We know the precise distance between No. 4 Alabama and No. 6 Georgia: it's three points, in a climate controlled environment on a neutral field. And if that's the case, the gap between FSU and Bama is either one or two points. Again, the committee is asking us to believe Sunday's rankings are not about resume, but their estimation of who is best positioned to win the national title. So, being an undefeated conference champion that's talented enough to beat two Power 5 teams by multiple scores away from home with their 2nd- and 3rd-string quarterbacks is not enough 1.5 points' worth of consideration.
It defies logic. Worst of all, it insults the intelligence of everyone who takes the time to digest what the committee is asking us to believe as a true reflection of their judgment.
Keep in mind: the committee then flipped their protocol to rank No. 23 Liberty, the undefeated C-USA champion who did not play a Power 5 team all season, over No. 24 SMU, who lost twice to Big 12 teams but knocked off No. 22 Tulane to win the American championship.
Hancock said Alabama's strength of schedule was a factor in elevating the Tide over FSU, but it wasn't a factor in keeping Liberty over SMU.
The committee simply picks and chooses its criteria depending on the situation, its process is faulty, and questions of its legitimacy are justified. A number of Florida-based politicians have attacked the CFP since Sunday, and while no one believes their beliefs are anything more than grandstanding -- Would Florida Sen.
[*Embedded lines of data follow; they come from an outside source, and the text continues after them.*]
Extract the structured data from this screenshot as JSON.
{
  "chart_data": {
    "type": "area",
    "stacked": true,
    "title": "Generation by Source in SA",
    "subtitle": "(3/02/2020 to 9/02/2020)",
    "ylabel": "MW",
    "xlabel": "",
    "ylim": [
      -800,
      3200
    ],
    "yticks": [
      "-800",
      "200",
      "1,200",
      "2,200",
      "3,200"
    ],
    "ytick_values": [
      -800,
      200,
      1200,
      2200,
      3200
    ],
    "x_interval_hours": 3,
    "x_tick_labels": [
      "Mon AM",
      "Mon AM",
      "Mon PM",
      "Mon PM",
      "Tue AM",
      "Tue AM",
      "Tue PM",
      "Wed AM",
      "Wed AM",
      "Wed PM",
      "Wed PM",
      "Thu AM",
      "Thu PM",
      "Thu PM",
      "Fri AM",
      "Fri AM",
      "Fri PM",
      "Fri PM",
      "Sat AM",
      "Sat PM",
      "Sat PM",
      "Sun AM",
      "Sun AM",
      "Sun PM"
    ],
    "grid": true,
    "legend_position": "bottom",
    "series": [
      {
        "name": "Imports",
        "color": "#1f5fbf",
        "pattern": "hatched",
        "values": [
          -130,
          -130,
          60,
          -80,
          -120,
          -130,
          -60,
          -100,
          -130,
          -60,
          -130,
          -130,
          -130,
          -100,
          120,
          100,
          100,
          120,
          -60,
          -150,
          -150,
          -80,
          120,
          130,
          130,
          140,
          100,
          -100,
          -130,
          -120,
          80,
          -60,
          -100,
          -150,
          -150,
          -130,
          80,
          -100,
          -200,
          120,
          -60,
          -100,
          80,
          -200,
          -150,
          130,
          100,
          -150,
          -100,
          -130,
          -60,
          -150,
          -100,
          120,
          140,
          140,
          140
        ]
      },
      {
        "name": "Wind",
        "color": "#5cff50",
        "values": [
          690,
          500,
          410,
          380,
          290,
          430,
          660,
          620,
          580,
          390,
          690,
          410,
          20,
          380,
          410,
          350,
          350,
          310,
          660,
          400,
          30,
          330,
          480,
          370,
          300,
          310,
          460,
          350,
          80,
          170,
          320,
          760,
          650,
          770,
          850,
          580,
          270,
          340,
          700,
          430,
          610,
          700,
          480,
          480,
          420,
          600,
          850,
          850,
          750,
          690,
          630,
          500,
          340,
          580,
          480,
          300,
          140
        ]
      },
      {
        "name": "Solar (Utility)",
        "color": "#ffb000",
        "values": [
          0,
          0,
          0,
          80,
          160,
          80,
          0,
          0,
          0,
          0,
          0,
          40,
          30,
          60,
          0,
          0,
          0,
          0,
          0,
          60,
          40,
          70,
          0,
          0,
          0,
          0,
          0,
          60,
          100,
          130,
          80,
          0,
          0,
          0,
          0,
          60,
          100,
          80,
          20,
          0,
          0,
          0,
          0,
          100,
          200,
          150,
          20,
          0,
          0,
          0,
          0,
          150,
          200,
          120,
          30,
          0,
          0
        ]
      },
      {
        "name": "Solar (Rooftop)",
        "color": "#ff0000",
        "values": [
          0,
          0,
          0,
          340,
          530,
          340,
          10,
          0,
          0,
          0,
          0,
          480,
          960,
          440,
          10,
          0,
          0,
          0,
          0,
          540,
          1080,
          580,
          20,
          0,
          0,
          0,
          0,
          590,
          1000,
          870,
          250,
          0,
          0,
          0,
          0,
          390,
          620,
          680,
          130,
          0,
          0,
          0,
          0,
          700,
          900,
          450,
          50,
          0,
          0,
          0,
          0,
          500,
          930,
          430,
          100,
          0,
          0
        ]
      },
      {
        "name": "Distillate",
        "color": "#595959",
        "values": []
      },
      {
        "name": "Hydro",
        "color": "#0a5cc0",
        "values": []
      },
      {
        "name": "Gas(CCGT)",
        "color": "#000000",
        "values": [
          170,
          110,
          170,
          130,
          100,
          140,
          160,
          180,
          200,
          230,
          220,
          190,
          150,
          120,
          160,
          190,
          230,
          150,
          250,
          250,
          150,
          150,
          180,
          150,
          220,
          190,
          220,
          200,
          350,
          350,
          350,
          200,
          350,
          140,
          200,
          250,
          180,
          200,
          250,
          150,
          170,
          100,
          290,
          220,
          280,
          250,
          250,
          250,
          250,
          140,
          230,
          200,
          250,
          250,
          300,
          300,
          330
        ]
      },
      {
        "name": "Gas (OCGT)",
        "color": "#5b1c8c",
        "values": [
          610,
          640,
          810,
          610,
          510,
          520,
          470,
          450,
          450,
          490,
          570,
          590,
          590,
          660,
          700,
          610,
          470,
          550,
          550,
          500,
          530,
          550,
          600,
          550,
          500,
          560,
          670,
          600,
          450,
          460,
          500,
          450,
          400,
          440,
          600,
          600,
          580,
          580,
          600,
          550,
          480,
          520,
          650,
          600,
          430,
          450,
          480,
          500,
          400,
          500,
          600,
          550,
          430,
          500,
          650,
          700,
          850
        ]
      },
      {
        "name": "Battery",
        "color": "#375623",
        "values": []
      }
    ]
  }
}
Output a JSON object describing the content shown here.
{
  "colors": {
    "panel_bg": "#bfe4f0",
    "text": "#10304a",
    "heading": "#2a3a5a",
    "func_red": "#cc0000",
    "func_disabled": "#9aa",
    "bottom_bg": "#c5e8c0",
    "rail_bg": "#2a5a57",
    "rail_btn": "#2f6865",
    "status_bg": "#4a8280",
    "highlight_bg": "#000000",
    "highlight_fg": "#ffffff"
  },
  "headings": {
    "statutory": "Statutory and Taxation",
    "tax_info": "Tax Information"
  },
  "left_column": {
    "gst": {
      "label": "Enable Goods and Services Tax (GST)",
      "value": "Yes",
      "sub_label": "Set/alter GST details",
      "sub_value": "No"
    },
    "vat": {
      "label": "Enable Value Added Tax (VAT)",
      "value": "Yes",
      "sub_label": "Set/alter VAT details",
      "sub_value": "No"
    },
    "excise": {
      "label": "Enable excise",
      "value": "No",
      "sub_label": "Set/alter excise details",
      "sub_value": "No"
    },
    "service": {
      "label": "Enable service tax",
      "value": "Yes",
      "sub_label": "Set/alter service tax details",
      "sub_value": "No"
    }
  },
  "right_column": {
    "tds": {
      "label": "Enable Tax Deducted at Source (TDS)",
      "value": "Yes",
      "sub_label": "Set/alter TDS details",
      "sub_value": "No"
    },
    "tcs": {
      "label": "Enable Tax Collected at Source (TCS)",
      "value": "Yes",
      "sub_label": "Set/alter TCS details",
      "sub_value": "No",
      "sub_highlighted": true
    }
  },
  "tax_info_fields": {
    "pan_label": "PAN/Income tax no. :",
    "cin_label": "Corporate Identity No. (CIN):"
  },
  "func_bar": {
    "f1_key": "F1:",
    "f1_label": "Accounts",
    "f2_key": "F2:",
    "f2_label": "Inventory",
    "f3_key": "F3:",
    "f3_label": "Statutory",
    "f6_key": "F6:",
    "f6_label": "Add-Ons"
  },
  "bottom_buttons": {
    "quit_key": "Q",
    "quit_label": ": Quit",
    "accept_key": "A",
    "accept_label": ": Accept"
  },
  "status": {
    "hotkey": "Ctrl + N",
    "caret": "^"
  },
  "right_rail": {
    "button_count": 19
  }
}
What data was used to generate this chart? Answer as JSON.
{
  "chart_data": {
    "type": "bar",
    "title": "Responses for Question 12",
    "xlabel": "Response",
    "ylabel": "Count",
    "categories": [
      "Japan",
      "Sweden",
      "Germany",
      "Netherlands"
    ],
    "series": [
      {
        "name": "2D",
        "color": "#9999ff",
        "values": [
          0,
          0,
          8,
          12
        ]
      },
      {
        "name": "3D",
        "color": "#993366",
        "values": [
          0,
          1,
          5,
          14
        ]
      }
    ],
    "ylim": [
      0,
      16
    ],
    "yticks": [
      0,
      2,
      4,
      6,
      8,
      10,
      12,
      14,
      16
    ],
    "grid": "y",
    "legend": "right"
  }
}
Rick Scott release a statement if 1-loss FSU jumped undefeated Alabama? -- Hancock's defense rings hollow.
"Not to Rick Scott, but I am disappointed when people challenge the integrity of the process. I think that's out of line and inappropriate," Hancock told CBS.
Sorry, Mr. Hancock. Integrity is earned, not demanded, and an opaque process and inconsistent criteria are why the CFP committee lost theirs in the eyes of the public.